I started this semester fortunate enough to be familiar with much of the technology we ended up using, though with some gaps. And between class time and projects, I was able to fill in many of these gaps. For example, I learned about the pen tool in Audacity and In- and Out-points in Premiere. This existing familiarity allowed me to focus largely on the other goals of the course, specifically, improving media literacy and understanding ways in which media can themselves be messages.
There were two main components involved in the building of our media literacy: learning the vocabulary associated with digital images, photography, video production, etc., and putting them to use in critiques and presentations. With each unit (image, audio, and video) came a new crop of words associated with the medium. For the most part, I had heard of the words, but learning their precise meanings was a huge boon, allowing me to confidently use them in my critiques. An example of this that sticks out in my head is when I finally learned the difference between a camera's iris (the mechanism which controls how much light is allowed through the lens) and its aperture (the measure of how wide the iris is). The second component, using our new language for various applications in class, gave cohesion to what we learned, as it allowed us to explore the relationships between the parts of our learning.
Above all else, this course has taught me to find and analyse all the production decisions in a particular piece; to see the medium as the message. The true intricacies of a creator's work are hidden here. While this won't necessarily be true for many amateur productions (case in point, the music video below, which I produced in a time before I understood the meaning of "proprietary"),
it certainly is true for any professionally produced media you might find "out in the wild." Some of my favorite examples from this come from our class's discussion of photography. Take the below image, for instance:
Other than "it looks cool," why might the photography chosen such a low angle for this shot? As we learned in this class, a low angle increase the perceived size of a form in an image. The vertical lines in the shot also communicate power and grandeur. The photographer is clearly trying to inspire a certain "urban wonder" with this image.
One challenge I faced throughout the course was time management during the production phases of our projects. In particular, I often failed to give myself enough time to collect raw media (interview material for the audio project and A-roll for the video project), forcing me to settle for less-than-optimal raw media. This was particularly pronounced in my audio project; I only gave myself enough time for one sit down with my interviewee, and didn't catch the audio issues until the post-production phase. Unfortunately, I wasn't able to schedule another session with my interview before the project was due.
Looking to the future, I see at least a couple specific applications of my learning from this class.
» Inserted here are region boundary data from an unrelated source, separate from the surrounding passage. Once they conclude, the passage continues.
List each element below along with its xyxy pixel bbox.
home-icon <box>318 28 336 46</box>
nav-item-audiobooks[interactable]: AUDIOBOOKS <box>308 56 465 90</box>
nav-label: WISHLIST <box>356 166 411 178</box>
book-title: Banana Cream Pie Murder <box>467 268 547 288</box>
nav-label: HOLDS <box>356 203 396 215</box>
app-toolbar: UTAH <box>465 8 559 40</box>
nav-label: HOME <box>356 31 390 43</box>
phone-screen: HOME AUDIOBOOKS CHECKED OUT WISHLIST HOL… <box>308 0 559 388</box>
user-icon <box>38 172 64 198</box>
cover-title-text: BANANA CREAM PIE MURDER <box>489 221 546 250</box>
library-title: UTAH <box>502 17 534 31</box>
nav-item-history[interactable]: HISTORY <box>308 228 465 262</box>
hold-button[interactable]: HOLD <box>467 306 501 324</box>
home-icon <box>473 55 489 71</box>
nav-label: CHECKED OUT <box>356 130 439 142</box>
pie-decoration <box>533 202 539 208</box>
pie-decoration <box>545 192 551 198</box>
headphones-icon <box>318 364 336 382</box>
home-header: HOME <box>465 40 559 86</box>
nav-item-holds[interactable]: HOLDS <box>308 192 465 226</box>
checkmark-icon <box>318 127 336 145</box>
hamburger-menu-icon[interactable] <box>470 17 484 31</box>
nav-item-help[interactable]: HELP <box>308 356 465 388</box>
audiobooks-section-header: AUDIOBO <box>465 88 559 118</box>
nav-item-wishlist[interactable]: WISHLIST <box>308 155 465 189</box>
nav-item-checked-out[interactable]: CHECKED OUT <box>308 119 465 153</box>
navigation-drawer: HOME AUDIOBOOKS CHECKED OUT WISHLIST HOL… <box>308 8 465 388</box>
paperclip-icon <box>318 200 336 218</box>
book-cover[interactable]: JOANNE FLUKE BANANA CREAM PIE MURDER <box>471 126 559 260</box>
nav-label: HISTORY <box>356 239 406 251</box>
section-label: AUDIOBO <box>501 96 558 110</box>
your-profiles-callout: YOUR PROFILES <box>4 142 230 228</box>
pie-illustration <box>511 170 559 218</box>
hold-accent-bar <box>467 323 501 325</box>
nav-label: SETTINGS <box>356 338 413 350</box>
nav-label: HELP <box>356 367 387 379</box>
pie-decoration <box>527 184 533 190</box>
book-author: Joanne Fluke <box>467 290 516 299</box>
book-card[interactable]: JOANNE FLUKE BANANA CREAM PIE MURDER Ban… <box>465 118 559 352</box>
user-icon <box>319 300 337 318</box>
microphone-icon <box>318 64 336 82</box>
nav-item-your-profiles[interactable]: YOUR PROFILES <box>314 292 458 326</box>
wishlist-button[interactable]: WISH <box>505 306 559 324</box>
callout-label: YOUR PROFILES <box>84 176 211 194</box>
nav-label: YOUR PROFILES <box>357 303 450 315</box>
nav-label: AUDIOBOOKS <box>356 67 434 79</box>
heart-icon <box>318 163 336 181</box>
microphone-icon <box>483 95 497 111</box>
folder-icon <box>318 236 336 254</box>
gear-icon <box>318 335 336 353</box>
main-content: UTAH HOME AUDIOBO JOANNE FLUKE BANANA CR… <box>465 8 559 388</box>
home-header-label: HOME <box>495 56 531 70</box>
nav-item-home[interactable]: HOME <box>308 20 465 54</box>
First and foremost, our work with digital images and photography has already and will continue to support my web design practices. This course has taught me to be highly intentional with my design decisions. Whether it's in color, layout and composition, typography, or elsewhere, my new media literacy can be applied to web design in general.
In conclusion, more than anything else, this class has taught me not only how to, but that I should analyze as much of the media streaming into my life as I can. Or, at least, to understand the messages, both explicit and implicit, embeded in them.